Une communauté paroissiale accueillante et attentive
février 2025
Hadrien, séminariste, Daniel, curé, et Arnaud, paroissien, témoignent à trois voix de ce qui se vit dans l’Église locale pour accueillir les jeunes séminaristes, leurs désirs, leurs doutes, leur vocation…
Comment cette intention de prière du Pape résonne-t-elle en vous ?
Hadrien, séminariste. Ces mots résonnent avec plusieurs sons qui forment une harmonie, à l’image des fidèles qui forment la paroisse dans laquelle je suis. La communauté ecclésiale accueille mon désir de vie sacerdotale, mais plus encore, elle en est un révélateur à travers le temps passé avec elle. Elle permet de comprendre et de goûter ce qu’est la vie de prêtre, et cela fait naître de nombreuses joies, mais aussi parfois des doutes, vertiges quant à la grandeur de cette charge : être au service des âmes.
Daniel, curé. L’intention de prière du pape François m’interroge. Elle nous invite à développer dans nos communautés une réelle pastorale des vocations. Sommes-nous vraiment force de proposition pour inviter des jeunes à se poser la question : « Quel sens donner à ma vie, suis-je attentif à un éventuel appel du Seigneur ? » Pourra ensuite commencer un réel accueil des questions et doutes des jeunes. Mais la communauté chrétienne en a-t-elle conscience ?

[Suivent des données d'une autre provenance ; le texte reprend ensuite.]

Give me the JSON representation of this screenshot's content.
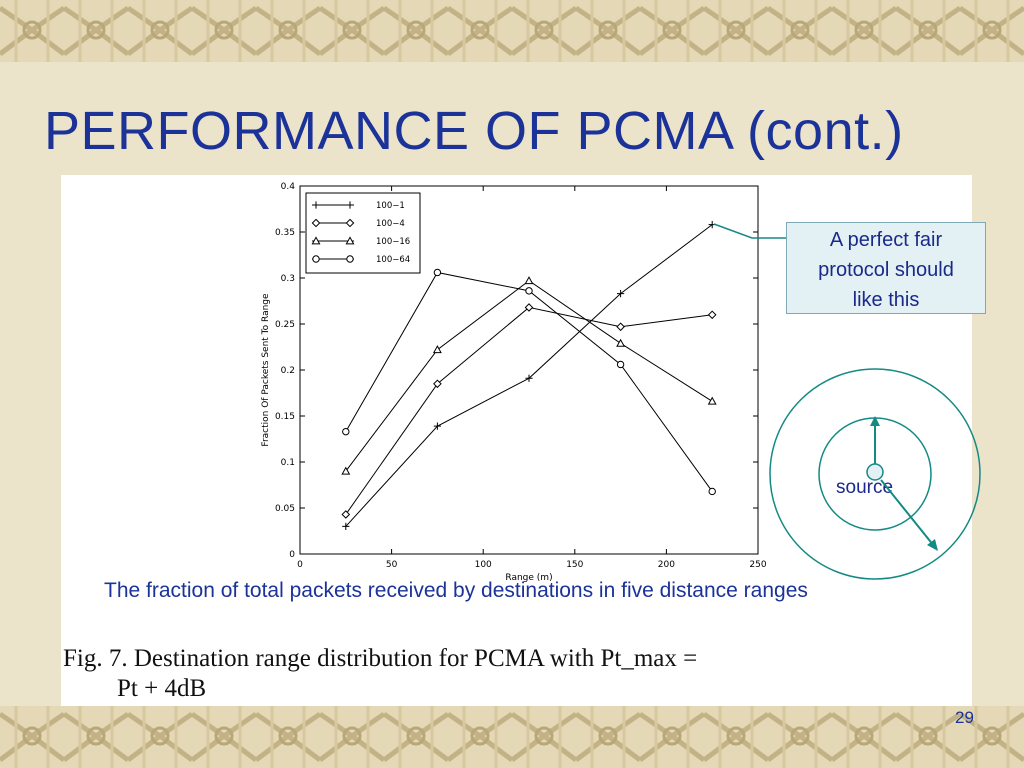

Arnaud, paroissien. Cette intention me pousse à prendre du recul. Il m’était simplement naturel de bien accueillir « nos » séminaristes. Mais en y réfléchissant, je me dis que c’est effectivement en leur qualité de séminariste que je me sens appelé à les inviter.
Hadrien, à qui vous êtes-vous confié lorsque vous avez fait le choix de la vie sacerdotale ?
Bien que cet appel ait résonné très tôt dans mon cœur, je ne l’ai partagé qu’assez tardivement et à très peu de personnes. C’est à 18 ans, au début de ma formation d’ingénieur, que j’ai partagé ce désir pour la première fois à celui qui fut mon curé dans l’adolescence. J’avais entièrement confiance en lui. Après lui, je n’en ai parlé qu’aux prêtres qui m’ont accompagné spirituellement, puis au responsable des vocations, et bien sûr à mon évêque. Quelques personnes qui me connaissaient bien s’en doutaient, mais je ne leur en avais pas parlé explicitement.
Aujourd’hui, mon père spirituel m’est bien sûr d’une grande aide pour avancer sur ce chemin à la suite du Christ. Il est passé par là lui aussi. J’ai la chance également d’avoir de bonnes amitiés avec des prêtres ; je leur livre mes questionnements sur Dieu, sur le prêtre, sur la vie paroissiale, … Et il y a mes amis d’enfance avec qui je peux parler très librement. Certains sont non-croyants et leur point de vue m’aide à relativiser beaucoup de petits problèmes ecclésiaux. Enfin, certains laïcs en paroisse me sont devenus proches. Leur regard m’aide à trouver ma place dans la paroisse et j’essaie de faire mienne leurs aspirations.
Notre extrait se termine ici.